Mary Fragedakis believes community consultation is the key to liveable neighbourhoods and is a critical democratic practice. She has organized and supported numerous stakeholder and working groups, community meetings and online community consultation where possible. Mary’s work resulted in formal processes like the Broadview Avenue Planning Study and the TTC's Second Exit Location Working Groups. Mary is a hands-on councillor who engages directly with residents to solve problems. This includes establishing working groups for every development application and simply meeting with concerned residents and City staff onsite to review, firsthand, a community concern.
Broadview Avenue Planning Study
Shortly after amalgamation, the part of Broadview Avenue generally between Danforth Avenue and Hillside Drive was designated for intensification in the City’s Official Plan.
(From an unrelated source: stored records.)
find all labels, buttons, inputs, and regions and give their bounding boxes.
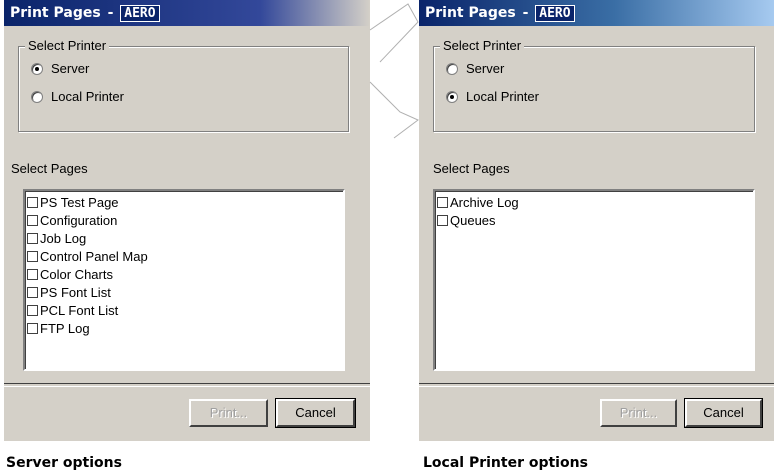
checkbox-icon[interactable] [27,268,38,280]
list-item-ps-test-page[interactable]: PS Test Page [27,193,343,211]
caption-local-printer-options: Local Printer options [423,455,588,471]
select-pages-label: Select Pages [11,161,88,176]
radio-server[interactable]: Server [446,61,504,76]
list-item-label: PCL Font List [40,302,119,318]
dialog-title: Print Pages [425,5,516,21]
title-bar[interactable]: Print Pages - AERO [4,0,370,26]
print-pages-dialog-local-printer: Print Pages - AERO Select Printer Server… [419,0,774,441]
list-item-archive-log[interactable]: Archive Log [437,193,753,211]
server-name: AERO [120,5,160,22]
radio-label: Local Printer [466,89,539,104]
footer-divider-highlight [419,386,774,387]
list-item-label: Queues [450,212,496,228]
list-item-pcl-font-list[interactable]: PCL Font List [27,301,343,319]
print-pages-dialog-server: Print Pages - AERO Select Printer Server… [4,0,370,441]
list-item-color-charts[interactable]: Color Charts [27,265,343,283]
cancel-button[interactable]: Cancel [276,399,355,427]
radio-button-icon[interactable] [446,90,458,103]
checkbox-icon[interactable] [27,196,38,208]
radio-button-icon[interactable] [31,90,43,103]
list-item-label: FTP Log [40,320,90,336]
radio-local-printer[interactable]: Local Printer [31,89,124,104]
title-separator: - [107,5,114,21]
select-printer-group: Select Printer Server Local Printer [433,38,755,132]
list-item-label: Job Log [40,230,87,246]
radio-local-printer[interactable]: Local Printer [446,89,539,104]
list-item-control-panel-map[interactable]: Control Panel Map [27,247,343,265]
list-item-job-log[interactable]: Job Log [27,229,343,247]
select-printer-label: Select Printer [25,38,110,53]
list-item-ftp-log[interactable]: FTP Log [27,319,343,337]
list-item-queues[interactable]: Queues [437,211,753,229]
select-printer-group: Select Printer Server Local Printer [18,38,349,132]
radio-server[interactable]: Server [31,61,89,76]
checkbox-icon[interactable] [27,322,38,334]
checkbox-icon[interactable] [27,232,38,244]
list-item-configuration[interactable]: Configuration [27,211,343,229]
select-pages-label: Select Pages [433,161,510,176]
print-button[interactable]: Print... [600,399,677,427]
checkbox-icon[interactable] [27,214,38,226]
list-item-label: PS Font List [40,284,111,300]
list-item-label: Control Panel Map [40,248,148,264]
checkbox-icon[interactable] [437,196,448,208]
dialog-title: Print Pages [10,5,101,21]
radio-label: Server [466,61,505,76]
checkbox-icon[interactable] [27,286,38,298]
pages-listbox[interactable]: PS Test Page Configuration Job Log Contr… [23,189,345,371]
title-separator: - [522,5,529,21]
radio-button-icon[interactable] [446,62,458,75]
list-item-label: Archive Log [450,194,519,210]
cancel-button[interactable]: Cancel [685,399,762,427]
list-item-label: Color Charts [40,266,113,282]
print-button[interactable]: Print... [189,399,268,427]
caption-server-options: Server options [6,455,122,471]
radio-label: Local Printer [51,89,124,104]
footer-divider-highlight [4,386,370,387]
radio-button-icon[interactable] [31,62,43,75]
list-item-ps-font-list[interactable]: PS Font List [27,283,343,301]
title-bar[interactable]: Print Pages - AERO [419,0,774,26]
checkbox-icon[interactable] [27,250,38,262]
list-item-label: PS Test Page [40,194,119,210]
checkbox-icon[interactable] [437,214,448,226]
checkbox-icon[interactable] [27,304,38,316]
server-name: AERO [535,5,575,22]
select-printer-label: Select Printer [440,38,525,53]
radio-label: Server [51,61,90,76]
pages-listbox[interactable]: Archive Log Queues [433,189,755,371]
list-item-label: Configuration [40,212,118,228]
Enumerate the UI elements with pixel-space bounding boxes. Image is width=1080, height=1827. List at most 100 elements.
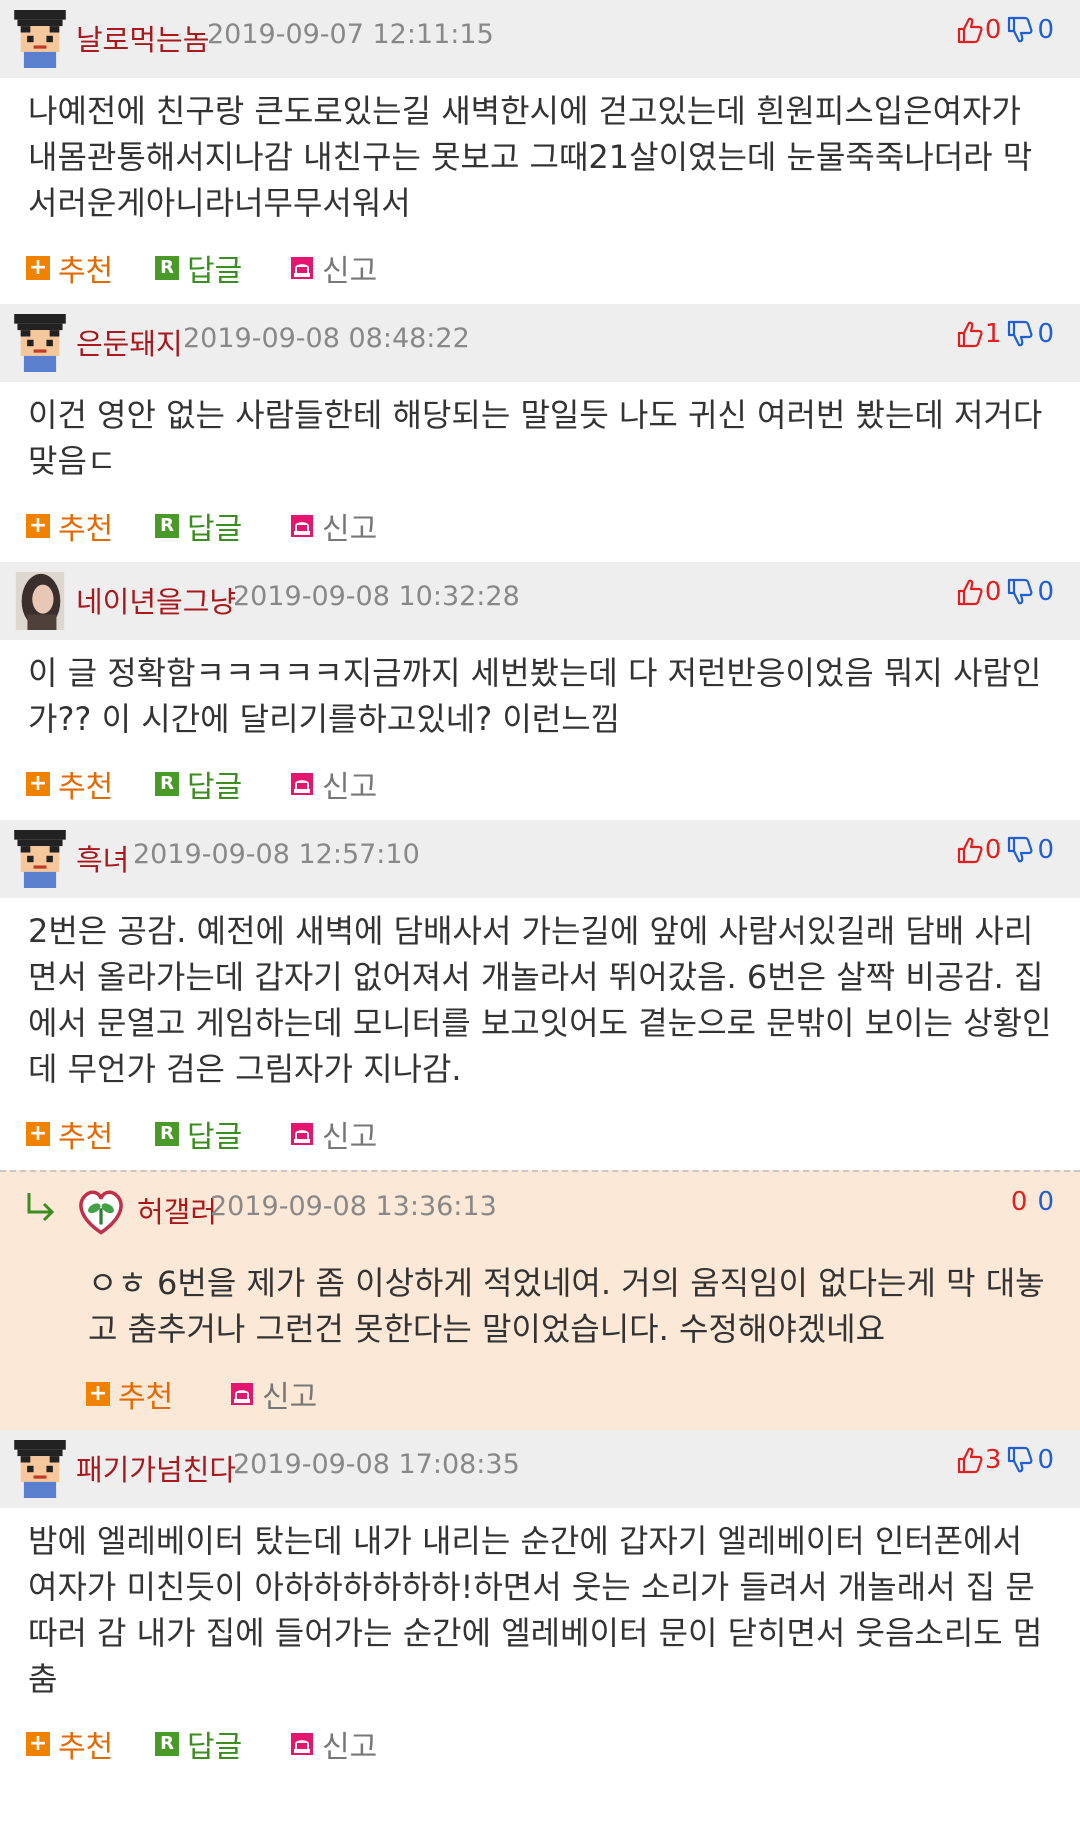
vote-box: 10 xyxy=(957,316,1054,352)
thumbs-down-icon[interactable] xyxy=(1007,320,1033,348)
recommend-button[interactable]: + 추천 xyxy=(26,762,113,806)
upvote-count: 3 xyxy=(984,1445,1002,1475)
siren-icon xyxy=(230,1382,254,1406)
reply-r-icon: R xyxy=(155,1732,179,1756)
vote-box: 00 xyxy=(957,832,1054,868)
recommend-label: 추천 xyxy=(58,1120,114,1155)
plus-icon: + xyxy=(26,1732,50,1756)
downvote-count: 0 xyxy=(1037,319,1054,349)
comment-date: 2019-09-08 10:32:28 xyxy=(233,581,520,612)
upvote-count: 0 xyxy=(1010,1187,1028,1217)
plus-icon: + xyxy=(86,1382,110,1406)
nickname[interactable]: 네이년을그냥 xyxy=(76,579,236,621)
vote-box: 00 xyxy=(957,12,1054,48)
thumbs-down-icon[interactable] xyxy=(1007,16,1033,44)
upvote-count: 0 xyxy=(984,835,1002,865)
report-button[interactable]: 신고 xyxy=(290,1722,377,1766)
reply-r-icon: R xyxy=(155,1122,179,1146)
reply-button[interactable]: R 답글 xyxy=(155,246,242,290)
comment-text: 2번은 공감. 예전에 새벽에 담배사서 가는길에 앞에 사람서있길래 담배 사… xyxy=(28,912,1052,1088)
comment: 네이년을그냥 2019-09-08 10:32:28 0 0 이 글 정확함ㅋㅋㅋㅋㅋ지… xyxy=(0,562,1080,820)
downvote-count: 0 xyxy=(1037,15,1054,45)
comment-date: 2019-09-08 17:08:35 xyxy=(233,1449,520,1480)
comment-text: ㅇㅎ 6번을 제가 좀 이상하게 적었네여. 거의 움직임이 없다는게 막 대놓… xyxy=(88,1264,1045,1348)
reply-button[interactable]: R 답글 xyxy=(155,762,242,806)
avatar[interactable] xyxy=(14,1440,66,1498)
recommend-button[interactable]: + 추천 xyxy=(86,1372,173,1416)
comment-text: 이 글 정확함ㅋㅋㅋㅋㅋ지금까지 세번봤는데 다 저런반응이었음 뭐지 사람인가… xyxy=(28,654,1042,738)
recommend-button[interactable]: + 추천 xyxy=(26,1112,113,1156)
nickname[interactable]: 패기가넘친다 xyxy=(76,1447,236,1489)
report-button[interactable]: 신고 xyxy=(290,762,377,806)
plus-icon: + xyxy=(26,256,50,280)
avatar[interactable] xyxy=(74,1184,128,1238)
downvote-count: 0 xyxy=(1037,1445,1054,1475)
thumbs-down-icon[interactable] xyxy=(1007,1446,1033,1474)
siren-icon xyxy=(290,772,314,796)
report-label: 신고 xyxy=(322,770,378,805)
report-label: 신고 xyxy=(322,512,378,547)
avatar[interactable] xyxy=(14,572,66,630)
downvote-count: 0 xyxy=(1037,835,1054,865)
thumbs-up-icon[interactable] xyxy=(957,16,983,44)
siren-icon xyxy=(290,514,314,538)
comment-header: 흑녀 2019-09-08 12:57:10 0 0 xyxy=(0,820,1080,898)
comment-actions: + 추천 신고 xyxy=(0,1352,1080,1430)
reply-button[interactable]: R 답글 xyxy=(155,1722,242,1766)
reply-button[interactable]: R 답글 xyxy=(155,504,242,548)
recommend-label: 추천 xyxy=(118,1380,174,1415)
thumbs-up-icon[interactable] xyxy=(957,578,983,606)
thumbs-down-icon[interactable] xyxy=(1007,836,1033,864)
downvote-count: 0 xyxy=(1037,1187,1054,1217)
nickname[interactable]: 허갤러 xyxy=(137,1189,217,1231)
reply-label: 답글 xyxy=(187,254,243,289)
vote-box: 00 xyxy=(1009,1184,1054,1220)
comment-date: 2019-09-08 13:36:13 xyxy=(210,1191,497,1222)
report-button[interactable]: 신고 xyxy=(290,1112,377,1156)
comment-header: 허갤러 2019-09-08 13:36:13 0 0 xyxy=(0,1172,1080,1250)
comment-header: 패기가넘친다 2019-09-08 17:08:35 3 0 xyxy=(0,1430,1080,1508)
avatar[interactable] xyxy=(14,314,66,372)
plus-icon: + xyxy=(26,514,50,538)
vote-box: 00 xyxy=(957,574,1054,610)
report-label: 신고 xyxy=(322,254,378,289)
recommend-label: 추천 xyxy=(58,1730,114,1765)
recommend-button[interactable]: + 추천 xyxy=(26,246,113,290)
upvote-count: 0 xyxy=(984,15,1002,45)
report-label: 신고 xyxy=(322,1120,378,1155)
reply-label: 답글 xyxy=(187,770,243,805)
comment-date: 2019-09-07 12:11:15 xyxy=(207,19,494,50)
nickname[interactable]: 날로먹는놈 xyxy=(76,17,209,59)
report-button[interactable]: 신고 xyxy=(230,1372,317,1416)
recommend-button[interactable]: + 추천 xyxy=(26,504,113,548)
reply-button[interactable]: R 답글 xyxy=(155,1112,242,1156)
comment-text: 밤에 엘레베이터 탔는데 내가 내리는 순간에 갑자기 엘레베이터 인터폰에서 … xyxy=(28,1522,1043,1698)
report-label: 신고 xyxy=(322,1730,378,1765)
vote-box: 30 xyxy=(957,1442,1054,1478)
thumbs-up-icon[interactable] xyxy=(957,320,983,348)
comment-actions: + 추천 R 답글 신고 xyxy=(0,226,1080,304)
report-button[interactable]: 신고 xyxy=(290,246,377,290)
comment-header: 네이년을그냥 2019-09-08 10:32:28 0 0 xyxy=(0,562,1080,640)
plus-icon: + xyxy=(26,772,50,796)
comment-header: 은둔돼지 2019-09-08 08:48:22 1 0 xyxy=(0,304,1080,382)
comment: 은둔돼지 2019-09-08 08:48:22 1 0 이건 영안 없는 사람들한테 … xyxy=(0,304,1080,562)
reply-comment: 허갤러 2019-09-08 13:36:13 0 0 ㅇㅎ 6번을 제가 좀 이상하게… xyxy=(0,1170,1080,1430)
recommend-button[interactable]: + 추천 xyxy=(26,1722,113,1766)
reply-r-icon: R xyxy=(155,256,179,280)
thumbs-down-icon[interactable] xyxy=(1007,578,1033,606)
comment-actions: + 추천 R 답글 신고 xyxy=(0,1702,1080,1780)
reply-label: 답글 xyxy=(187,512,243,547)
comment-text: 이건 영안 없는 사람들한테 해당되는 말일듯 나도 귀신 여러번 봤는데 저거… xyxy=(28,396,1043,480)
siren-icon xyxy=(290,1122,314,1146)
nickname[interactable]: 흑녀 xyxy=(76,837,129,879)
comment-text: 나예전에 친구랑 큰도로있는길 새벽한시에 걷고있는데 흰원피스입은여자가 내몸… xyxy=(28,92,1033,222)
avatar[interactable] xyxy=(14,830,66,888)
recommend-label: 추천 xyxy=(58,770,114,805)
nickname[interactable]: 은둔돼지 xyxy=(76,321,183,363)
thumbs-up-icon[interactable] xyxy=(957,836,983,864)
avatar[interactable] xyxy=(14,10,66,68)
thumbs-up-icon[interactable] xyxy=(957,1446,983,1474)
upvote-count: 0 xyxy=(984,577,1002,607)
report-button[interactable]: 신고 xyxy=(290,504,377,548)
Unlike most other streets so designated (as "Avenues"), Broadview is somewhat disconnected from Toronto's overall road grid as it is surrounded by the Don Valley on two sides. Mary Fragedakis successfully requested an Avenue Planning Study to give local residents a greater say in the Planning review process for Broadview Avenue. That study's extensive community consultation developed an Official Plan Amendment and guidelines that address how new development will complement the existing built form, identify opportunities for public realm improvements and created a vision for the community that connects it with both its history and the nearby Don Valley ravine.
Prosperous, Vibrant Main Streets
Dynamic retail strips are one of the keys to safe and vibrant neighbourhoods. They are the heart of a community. Sadly, there are property tax policies that undermine the success of our main streets. Mary has pushed for changes to those policies. She's also requested the City's Economic Development Unit to develop programs, like Digital Main Street, that help strengthen these local businesses.
Mary Fragedakis has supported the Vision Zero Road Safety Plan, and has worked to ensure the plan is properly funded. She has helped local residents navigate City processes to make road safety changes in their neighbourhood. She moved a successful motion to increase funding for these initiatives in 2018 to avoid year-long delays many such projects experience. She has supported cycling safety initiatives and has recently raised concerns about cyclist safety when the TTC runs buses on streetcar routes along heavily-cycled streets like College and Dundas.
Mary supported Toronto and East York Community Council’s decision to lower the speed limit on local neighbourhood streets to 30 km/h. The Toronto Medical Officer of Health has pointed out lowering speed limits save lives and would have further health benefits by encouraging more walking and cycling.
Days after the Lac-Mégantic tragedy, Mary moved a successful motion calling for the federal government to take serious action on rail safety. She has been a leading advocate on this important issue at City Hall and is now on the Federation of Canadian Municipalities' National Municipal Rail Safety Working Group.
Community safety is a priority for Mary. In addition to organizing a number of community safety meetings over the last eight years, she is a member of the 54 Division Community Police Liaison Committee.